Le normative europee per quel che riguarda l’inquinamento delle automobili sono sempre più restrittive e si prospettano tempi difficili non solo per chi guida già, ma soprattutto per chi deve scegliere una nuova vettura.

Sicuramente gli interventi sono iniziati con lo scandalo del dieselgate che ha di fatto accellerato l’introduzione di una serie di paletti molto più stringenti. Proviamo a fare chiarezza sull’argomento grazie all’aiuto di esperti del settore: Matteo e Mauro Grignani – Concessionari a Vigevano e Pavia.

Differenze tra Euro 6 ed Euro 5

Districarsi tra i codici può essere insidioso quindi cercheremo di far capire in modo semplice di cosa stiamo parlando. La dicitura Euro 6 si riferisce alle vetture di nuova omologazione ed è entrata in essere a partire da Settembre del 2014. La differenza sostanziale rispetto ad Euro 5 riguarda i livelli degli ossidi di azoto (NOx) che vengono abbassati ulteriormente, mentre i valori di monossido di carbonio (CO) e particolato (PM) restano identici.

Fin qui è tutto abbastanza nella norma diciamo, tuttavia le auto Euro 6 sono soggette ad una ulteriore categorizzazione: Euro 6, Euro 6b, Euro 6c. Queste classi rispondono a standard di omologazione diversificati e sono più o meno bersaglio dei provvedimenti restrittivi delle città: nella capitale lombarda accade che i veicoli diesel Euro 6 b e c non potranno accedere all’interno dell’Area B da ottobre del 2025.

Codici e sigle: Euro 6.2 – Euro 6.3

L’Euro 6c è uno standard obbligatorio per le vetture in omologazione da settembre del 2017 e dallo stesso mese del 2018 e si focalizza sull’alimentazione a benzina a iniezione diretta. L’asticella del particolato viene abbassata passando ad un livello che passa a 600 miliardi di particelle per chilometro anzichè i 6000 miliardi precedenti.

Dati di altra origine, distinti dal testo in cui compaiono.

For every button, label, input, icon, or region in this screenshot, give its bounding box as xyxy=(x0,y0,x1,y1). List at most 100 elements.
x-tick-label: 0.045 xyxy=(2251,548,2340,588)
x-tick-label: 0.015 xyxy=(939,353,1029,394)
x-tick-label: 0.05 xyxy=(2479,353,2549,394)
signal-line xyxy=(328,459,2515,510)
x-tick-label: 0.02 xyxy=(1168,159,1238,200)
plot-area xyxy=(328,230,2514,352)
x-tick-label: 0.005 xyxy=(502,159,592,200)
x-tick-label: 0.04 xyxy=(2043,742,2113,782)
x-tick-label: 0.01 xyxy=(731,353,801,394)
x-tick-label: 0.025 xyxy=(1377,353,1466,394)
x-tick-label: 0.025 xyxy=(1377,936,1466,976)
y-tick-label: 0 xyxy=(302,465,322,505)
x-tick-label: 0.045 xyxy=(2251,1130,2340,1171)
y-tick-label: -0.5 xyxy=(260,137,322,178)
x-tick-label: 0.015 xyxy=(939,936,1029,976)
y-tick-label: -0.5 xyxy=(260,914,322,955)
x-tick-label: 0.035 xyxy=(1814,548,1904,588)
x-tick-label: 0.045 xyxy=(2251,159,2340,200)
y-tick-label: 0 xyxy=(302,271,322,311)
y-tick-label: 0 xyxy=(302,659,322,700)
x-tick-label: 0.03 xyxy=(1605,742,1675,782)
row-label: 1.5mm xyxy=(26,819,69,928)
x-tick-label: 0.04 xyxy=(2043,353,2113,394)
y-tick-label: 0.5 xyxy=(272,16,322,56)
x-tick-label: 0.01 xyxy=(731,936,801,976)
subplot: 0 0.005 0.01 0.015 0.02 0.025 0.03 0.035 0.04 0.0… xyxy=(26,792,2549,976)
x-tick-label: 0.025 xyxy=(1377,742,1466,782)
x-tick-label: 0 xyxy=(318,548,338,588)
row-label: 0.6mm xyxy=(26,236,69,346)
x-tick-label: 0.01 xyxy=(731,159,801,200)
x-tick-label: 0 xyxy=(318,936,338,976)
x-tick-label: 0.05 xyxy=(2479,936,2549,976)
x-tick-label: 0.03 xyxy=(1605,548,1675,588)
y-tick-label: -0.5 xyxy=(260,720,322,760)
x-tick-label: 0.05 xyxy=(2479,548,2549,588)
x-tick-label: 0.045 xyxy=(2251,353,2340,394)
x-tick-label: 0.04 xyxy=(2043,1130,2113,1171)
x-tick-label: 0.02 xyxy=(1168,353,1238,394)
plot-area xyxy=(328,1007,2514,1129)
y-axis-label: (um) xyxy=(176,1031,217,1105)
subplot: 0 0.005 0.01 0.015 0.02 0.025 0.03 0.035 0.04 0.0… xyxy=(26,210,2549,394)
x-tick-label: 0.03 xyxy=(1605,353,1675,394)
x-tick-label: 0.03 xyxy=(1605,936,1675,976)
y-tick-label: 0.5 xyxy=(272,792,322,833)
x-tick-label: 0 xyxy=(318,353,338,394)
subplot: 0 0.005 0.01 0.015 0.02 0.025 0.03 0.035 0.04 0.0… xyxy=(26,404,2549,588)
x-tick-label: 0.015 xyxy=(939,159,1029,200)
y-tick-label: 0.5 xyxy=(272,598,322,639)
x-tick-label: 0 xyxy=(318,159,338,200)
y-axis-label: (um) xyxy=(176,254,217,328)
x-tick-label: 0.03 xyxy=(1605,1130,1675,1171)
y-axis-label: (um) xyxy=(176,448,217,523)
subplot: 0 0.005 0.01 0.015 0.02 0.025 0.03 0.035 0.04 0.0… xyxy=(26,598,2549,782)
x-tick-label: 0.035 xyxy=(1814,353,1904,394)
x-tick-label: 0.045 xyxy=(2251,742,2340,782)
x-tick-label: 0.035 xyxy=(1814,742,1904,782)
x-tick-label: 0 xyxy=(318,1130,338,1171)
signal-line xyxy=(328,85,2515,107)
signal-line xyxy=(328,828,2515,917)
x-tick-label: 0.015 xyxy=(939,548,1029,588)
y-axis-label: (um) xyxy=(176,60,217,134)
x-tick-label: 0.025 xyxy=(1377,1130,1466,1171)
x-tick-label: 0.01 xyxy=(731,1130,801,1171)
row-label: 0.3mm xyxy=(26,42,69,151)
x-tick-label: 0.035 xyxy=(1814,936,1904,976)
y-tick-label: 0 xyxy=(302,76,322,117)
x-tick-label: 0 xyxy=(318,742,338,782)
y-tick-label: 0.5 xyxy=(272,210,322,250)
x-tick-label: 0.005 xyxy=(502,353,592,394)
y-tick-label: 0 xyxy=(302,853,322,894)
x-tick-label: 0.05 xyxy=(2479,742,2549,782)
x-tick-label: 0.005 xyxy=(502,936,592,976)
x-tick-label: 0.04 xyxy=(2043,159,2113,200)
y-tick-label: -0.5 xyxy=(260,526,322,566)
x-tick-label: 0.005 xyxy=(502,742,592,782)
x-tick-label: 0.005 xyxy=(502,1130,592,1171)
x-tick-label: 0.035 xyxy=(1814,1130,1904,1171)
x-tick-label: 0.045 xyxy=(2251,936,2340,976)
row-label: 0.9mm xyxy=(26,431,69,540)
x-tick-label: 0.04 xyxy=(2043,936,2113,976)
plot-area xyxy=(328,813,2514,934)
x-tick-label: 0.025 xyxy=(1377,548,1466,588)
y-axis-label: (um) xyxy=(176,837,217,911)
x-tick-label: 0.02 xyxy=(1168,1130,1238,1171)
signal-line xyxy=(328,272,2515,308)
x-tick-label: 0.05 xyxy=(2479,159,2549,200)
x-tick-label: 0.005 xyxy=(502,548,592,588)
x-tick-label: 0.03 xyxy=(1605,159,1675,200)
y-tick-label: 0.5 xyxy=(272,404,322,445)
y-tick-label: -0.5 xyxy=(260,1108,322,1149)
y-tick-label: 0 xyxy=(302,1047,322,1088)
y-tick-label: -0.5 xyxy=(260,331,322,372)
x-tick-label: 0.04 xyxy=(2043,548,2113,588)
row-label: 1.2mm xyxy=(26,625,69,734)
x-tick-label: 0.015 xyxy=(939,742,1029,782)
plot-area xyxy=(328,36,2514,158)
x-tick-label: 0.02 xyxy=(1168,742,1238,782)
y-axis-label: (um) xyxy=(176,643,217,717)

Purtroppo in questo panorama intricato quanto una foresta amazzonica oltre alla nomenclatura standard, giusto per complicare ulteriormente la faccenda, le case automobilistiche utilizzano altre sigle. L’Euro 6d-temp diventa Euro 6.2 oppure si fa riferimento all’Euro 6d come Euro 6.3. Andando quindi più nello specifico, le classi appena citate sono valide per le auto immatricolate a partire da settembre del 2019 che sono sottoposte a procedure particolari di misurazione. L’Euro 6.2 è soggetto a test su strada tramite Rde (sigla che sta per Real Driving Emission) per quanto concerce gli ossidi di azoto e il particolato.

Tutte le vetture afferenti non solo ad Euro 6.2, ma anche ad Euro 6.3 devono inoltre superare i test WLTP: Worldwide harmonized Light vehicles Test Procedures. Queste procedure hanno visto l’introduzione di parametri più stringenti anche per i motori benzina.

Le conseguenze sul mercato dell’auto

Chiaramente la pioggia di normative contro l’inquinamento non rende il mercato dell’auto esente da contraccolpi, anzi tutt’altro. Ogni legge impone alle case produttrici degli aggiustamenti tecnici sui propulsori: pensiamo ad esempio all’obbligatorietà del filtro antiparticolato, un tempo esclusivamente relegato a fare la sua comparsa sui Diesel, anche sui motori a benzina.

Lo scenario altamente complesso, per chi non è addetto ai lavori, impatta a cascata sul consumatore finale che si trova di fronte ad una scelta sempre più limitata. Le auto di una stessa categoria presentano ormai poche differenze a livello di varietà di propulsori: questo avviene proprio perchè i produttori devono rispettare per filo e per segno i dettami delle normative. Una standardizzazione di cui stanno già facendo le spese le piccole utilitarie alimentate a diesel.

Il consiglio che si può dare a chi si appresta a cambiare auto è quello di puntare verso le tecnologie del futuro, ovvero le motorizzazioni ibride.